Figure 12: lectures.jsp Query Parameters
Times queries retrieve a subset of a time-aligned transcription based on start and end times within a lecture. These are used by the lecture browser when it presents the synchronized transcription. Figure 13. The results are in the form of a results containing fragment tags containing word tags, as described in Figure 10 and Figure11.
- beginTime
- The starting time in milliseconds for words in the lecture.
- endTime
- The ending time in milliseconds for words in the lecture.
- highlighter
- The highlighter expression used for marking terms as words.
- lectureid
- The lecture identifier for the lecture.
Figure 13: times.jsp query parameters
The RealPlayer browser plugin requires that the location of media be provided indirectly. The page lecturerpm.jsp is responsible for this indirection.2 The page takes one parameter, lectureid, and returns a result in format audio/x-pn-realaudio-plugin containing the text of the actual URL with the media. We have found that we get the best results by letting an Apache server send the data, rather than using a streaming server or Akamai cached locations.
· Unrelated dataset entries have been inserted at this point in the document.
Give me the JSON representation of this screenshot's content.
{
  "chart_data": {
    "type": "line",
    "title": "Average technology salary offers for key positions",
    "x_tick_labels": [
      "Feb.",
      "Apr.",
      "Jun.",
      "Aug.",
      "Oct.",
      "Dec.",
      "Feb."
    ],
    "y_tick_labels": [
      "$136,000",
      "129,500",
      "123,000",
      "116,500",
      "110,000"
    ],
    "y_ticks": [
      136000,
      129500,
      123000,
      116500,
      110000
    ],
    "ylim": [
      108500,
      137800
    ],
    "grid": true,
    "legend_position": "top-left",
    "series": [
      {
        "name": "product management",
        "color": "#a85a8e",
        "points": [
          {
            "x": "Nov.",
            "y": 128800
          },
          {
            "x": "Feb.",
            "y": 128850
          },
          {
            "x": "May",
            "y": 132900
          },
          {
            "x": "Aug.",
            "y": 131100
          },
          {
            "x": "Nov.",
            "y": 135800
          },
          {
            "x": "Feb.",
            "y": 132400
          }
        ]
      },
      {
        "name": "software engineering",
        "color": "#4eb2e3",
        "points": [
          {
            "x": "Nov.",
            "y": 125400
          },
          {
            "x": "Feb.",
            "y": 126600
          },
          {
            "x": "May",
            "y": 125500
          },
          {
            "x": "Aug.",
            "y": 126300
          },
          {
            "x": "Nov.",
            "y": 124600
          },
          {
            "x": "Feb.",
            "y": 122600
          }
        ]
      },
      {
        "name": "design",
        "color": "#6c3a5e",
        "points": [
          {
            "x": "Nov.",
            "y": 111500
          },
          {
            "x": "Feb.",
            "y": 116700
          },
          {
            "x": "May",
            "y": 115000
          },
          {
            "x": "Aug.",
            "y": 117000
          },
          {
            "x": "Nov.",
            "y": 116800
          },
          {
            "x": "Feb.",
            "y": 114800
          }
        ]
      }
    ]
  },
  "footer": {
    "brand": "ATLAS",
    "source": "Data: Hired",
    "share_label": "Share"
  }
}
The lecture server includes support for user login. The server allows authenticated users to perform additional tasks, such as submitting changes to transcriptions. At this time, the users and passwords are hard-coded, but the login and capabilities facilities in the server are relatively complete.
Currently, each user has two roles, login and edit. The login role allows the user to login, while the edit role allows the user to edit a transcription.
In general, when a user account is created, the user enters a password. Many users are not very good at password generation, so the system also generates a random string called the salt. The salt and the user password are concatenated, and an MD5 sum is computed and associated with the user identifier and the salt. Thus, the password is not itself stored, and any dictionary of common passwords used for attacks will need to be expanded by the number of salt values, which makes the target less desirable.
The first step to login is to get a randomly generated nonce and the salt for the user from nonce.jsp which has userid as a parameter. The salt is concatenated with the password the user types to the client and an MD5 sum is computed. The sum is converted to a base-64 string and concatenated with the nonce. An MD5 sum of that is converted to a base-64 string and sent to the login.jsp page as the clientHash parameter.
The login.jsp returns an XML login tag with attributes of loginOK and editOK to indicate whether or not login was successful, and whether or not the user is permitted to edit. For the client, this information is only informative; it is the server's session state that determines what the user can do.
NOTE: Unless SSL is used, which we do not use, someone monitoring network traffic would be able to pretend to be in the same session. SSL could be added relatively easy were it deemed necessary. The login procedure does prevent the need for storing passwords on the server and does make the passwords themselves relatively secure.